Yeast strains and growth assay
StPIP1;1 and StPIP1;3 were cloned from ‘Topas’ root cDNA
using primers listed in Supplementary Table S2. PCR products were cloned
in the USER-yeast expression vector pYeDP60u (Hamann & Moller, 2007)
and pRS426-pTPIu using an uracil excision-based improved high-throughput
USER cloning technique (Nour-Eldin, Hansen, Norholm, Jensen, & Halkier,
2006). A S. cerevisiae deletion mutant strain (Δmep1-3(-ura/-leu) (Anna Maria Marini’s lab collection)) was co-transformed
with either the two empty vectors (EV) pRS426-pTPIu and pYeDP60u
(negative control transformant), or hAQP8 (in pYeDP60u) and an EV
(pRS425-pTPIu) (positive control transformant).

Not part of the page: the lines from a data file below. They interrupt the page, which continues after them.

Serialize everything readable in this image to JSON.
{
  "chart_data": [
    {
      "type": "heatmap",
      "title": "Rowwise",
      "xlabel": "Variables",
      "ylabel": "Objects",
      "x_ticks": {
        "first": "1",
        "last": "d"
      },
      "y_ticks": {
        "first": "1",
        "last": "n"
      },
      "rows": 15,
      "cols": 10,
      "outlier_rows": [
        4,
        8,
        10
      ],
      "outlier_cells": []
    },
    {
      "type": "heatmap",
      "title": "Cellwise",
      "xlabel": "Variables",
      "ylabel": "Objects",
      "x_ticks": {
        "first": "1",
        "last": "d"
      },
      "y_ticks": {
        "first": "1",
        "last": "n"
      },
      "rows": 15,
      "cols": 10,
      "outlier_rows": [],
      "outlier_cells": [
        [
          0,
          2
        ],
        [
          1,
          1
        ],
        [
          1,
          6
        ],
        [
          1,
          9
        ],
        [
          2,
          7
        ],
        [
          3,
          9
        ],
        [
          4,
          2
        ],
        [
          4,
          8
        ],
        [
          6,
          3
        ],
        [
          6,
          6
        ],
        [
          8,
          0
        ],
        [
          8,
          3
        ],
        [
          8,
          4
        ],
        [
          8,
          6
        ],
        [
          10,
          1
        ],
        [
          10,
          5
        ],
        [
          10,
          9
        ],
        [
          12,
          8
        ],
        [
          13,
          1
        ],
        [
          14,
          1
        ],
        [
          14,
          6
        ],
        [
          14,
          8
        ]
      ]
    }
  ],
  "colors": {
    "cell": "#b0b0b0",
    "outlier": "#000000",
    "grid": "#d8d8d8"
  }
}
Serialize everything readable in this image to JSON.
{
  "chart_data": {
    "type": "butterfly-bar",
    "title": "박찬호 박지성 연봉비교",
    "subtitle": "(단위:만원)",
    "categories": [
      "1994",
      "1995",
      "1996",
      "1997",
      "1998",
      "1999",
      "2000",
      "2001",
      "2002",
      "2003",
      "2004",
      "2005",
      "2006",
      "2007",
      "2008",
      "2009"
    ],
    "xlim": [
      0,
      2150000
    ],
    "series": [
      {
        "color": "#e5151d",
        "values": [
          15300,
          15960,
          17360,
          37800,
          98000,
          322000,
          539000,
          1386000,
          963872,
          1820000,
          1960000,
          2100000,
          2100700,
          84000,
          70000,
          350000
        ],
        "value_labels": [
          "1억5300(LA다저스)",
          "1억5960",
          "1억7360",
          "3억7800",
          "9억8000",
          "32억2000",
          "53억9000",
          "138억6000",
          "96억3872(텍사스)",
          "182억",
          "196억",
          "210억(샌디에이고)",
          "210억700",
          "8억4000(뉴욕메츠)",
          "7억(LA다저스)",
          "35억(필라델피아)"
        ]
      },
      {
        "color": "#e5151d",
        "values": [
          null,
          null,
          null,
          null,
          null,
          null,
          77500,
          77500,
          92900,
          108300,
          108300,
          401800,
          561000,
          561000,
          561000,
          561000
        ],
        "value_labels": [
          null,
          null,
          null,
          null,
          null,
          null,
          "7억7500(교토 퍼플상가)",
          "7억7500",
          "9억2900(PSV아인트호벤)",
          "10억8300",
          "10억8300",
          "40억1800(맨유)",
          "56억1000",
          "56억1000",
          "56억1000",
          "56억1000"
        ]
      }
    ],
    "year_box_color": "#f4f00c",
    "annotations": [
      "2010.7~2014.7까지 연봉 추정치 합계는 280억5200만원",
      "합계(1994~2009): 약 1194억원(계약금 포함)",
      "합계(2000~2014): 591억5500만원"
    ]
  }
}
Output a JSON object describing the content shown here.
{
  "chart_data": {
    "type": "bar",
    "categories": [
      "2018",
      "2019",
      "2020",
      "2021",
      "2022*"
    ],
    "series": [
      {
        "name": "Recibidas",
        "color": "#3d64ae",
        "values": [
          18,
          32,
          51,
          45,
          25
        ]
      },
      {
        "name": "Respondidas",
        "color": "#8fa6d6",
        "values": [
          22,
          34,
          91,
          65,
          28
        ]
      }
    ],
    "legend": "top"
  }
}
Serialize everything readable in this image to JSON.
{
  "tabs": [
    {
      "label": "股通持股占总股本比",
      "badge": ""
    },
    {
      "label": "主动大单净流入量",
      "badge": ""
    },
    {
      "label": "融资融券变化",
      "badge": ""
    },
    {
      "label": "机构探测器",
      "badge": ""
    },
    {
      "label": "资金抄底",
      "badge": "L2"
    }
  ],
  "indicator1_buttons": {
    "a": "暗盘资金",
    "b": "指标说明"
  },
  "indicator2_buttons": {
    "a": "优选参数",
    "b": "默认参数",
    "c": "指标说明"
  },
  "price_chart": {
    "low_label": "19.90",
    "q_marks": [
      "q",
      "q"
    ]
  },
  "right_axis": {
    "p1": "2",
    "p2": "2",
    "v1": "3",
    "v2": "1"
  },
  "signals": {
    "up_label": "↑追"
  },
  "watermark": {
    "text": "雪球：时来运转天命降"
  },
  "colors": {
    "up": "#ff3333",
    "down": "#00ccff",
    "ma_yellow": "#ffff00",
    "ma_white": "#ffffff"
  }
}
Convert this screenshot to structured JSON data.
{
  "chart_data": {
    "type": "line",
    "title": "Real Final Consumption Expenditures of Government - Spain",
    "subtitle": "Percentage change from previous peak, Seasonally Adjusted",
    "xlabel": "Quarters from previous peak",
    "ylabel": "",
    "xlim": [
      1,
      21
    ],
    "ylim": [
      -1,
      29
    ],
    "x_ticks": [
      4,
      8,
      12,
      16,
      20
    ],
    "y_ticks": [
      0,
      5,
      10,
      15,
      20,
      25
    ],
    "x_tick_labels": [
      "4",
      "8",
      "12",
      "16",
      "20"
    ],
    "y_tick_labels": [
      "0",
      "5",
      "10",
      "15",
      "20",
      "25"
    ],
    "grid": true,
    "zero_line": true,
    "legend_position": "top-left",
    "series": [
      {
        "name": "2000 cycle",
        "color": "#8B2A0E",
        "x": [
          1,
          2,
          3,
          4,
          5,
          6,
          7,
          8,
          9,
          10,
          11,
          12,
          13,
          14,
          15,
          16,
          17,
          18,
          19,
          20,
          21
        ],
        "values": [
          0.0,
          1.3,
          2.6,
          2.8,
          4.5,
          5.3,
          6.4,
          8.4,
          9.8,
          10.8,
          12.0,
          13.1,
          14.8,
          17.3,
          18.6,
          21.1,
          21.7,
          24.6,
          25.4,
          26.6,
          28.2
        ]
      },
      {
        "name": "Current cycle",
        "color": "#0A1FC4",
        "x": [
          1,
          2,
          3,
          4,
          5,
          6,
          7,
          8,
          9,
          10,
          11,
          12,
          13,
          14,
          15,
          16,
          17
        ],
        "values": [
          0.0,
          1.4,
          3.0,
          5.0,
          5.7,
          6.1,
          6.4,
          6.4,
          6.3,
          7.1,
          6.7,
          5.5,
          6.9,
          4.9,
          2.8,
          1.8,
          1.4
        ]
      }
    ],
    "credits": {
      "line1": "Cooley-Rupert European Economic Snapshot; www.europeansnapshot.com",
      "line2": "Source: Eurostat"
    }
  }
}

The two PIP isoforms,StPIP1;1 or StPIP1;3 in pYeDP60u, were co-transformed with
maize ZmPIP2;5 in pRS425-pTPIu to localize the individual PIPs to
the PM for transport assays. Co-transformation of StPIP1;1 orStPIP1;3 in pRS426-pTPI:N-terminal-green fluorescent protein
(GFP) with ZmPIP2;5 in pRS425-pTPIu was performed for transport
assays and for confocal microscopy (G. P. Bienert, Heinen, Berny, &
Chaumont, 2014). Transformed yeast was selected on synthetic medium
containing 2% glucose, 50 mM succinic acid/Tris base, pH 6.5, 0.7%
yeast nitrogen base without amino acids (Difco) and 0.2% proline. For
the ammonium transport assay, yeast cells were diluted to different
OD600 values (1, 0.01, and 0.0001) and spotted on
synthetic medium containing 2% galactose, 50 mM succinic acid/Tris
base, pH 6.5, 0.7% yeast nitrogen base without amino acids (Difco) and
different concentrations of ammonium (2, 4, 5, 10, 20 mM ammonium,
supplied as ammonium sulfate) or 0.2% proline as positive control.
Growth was documented after 8-10 days at 30 °C.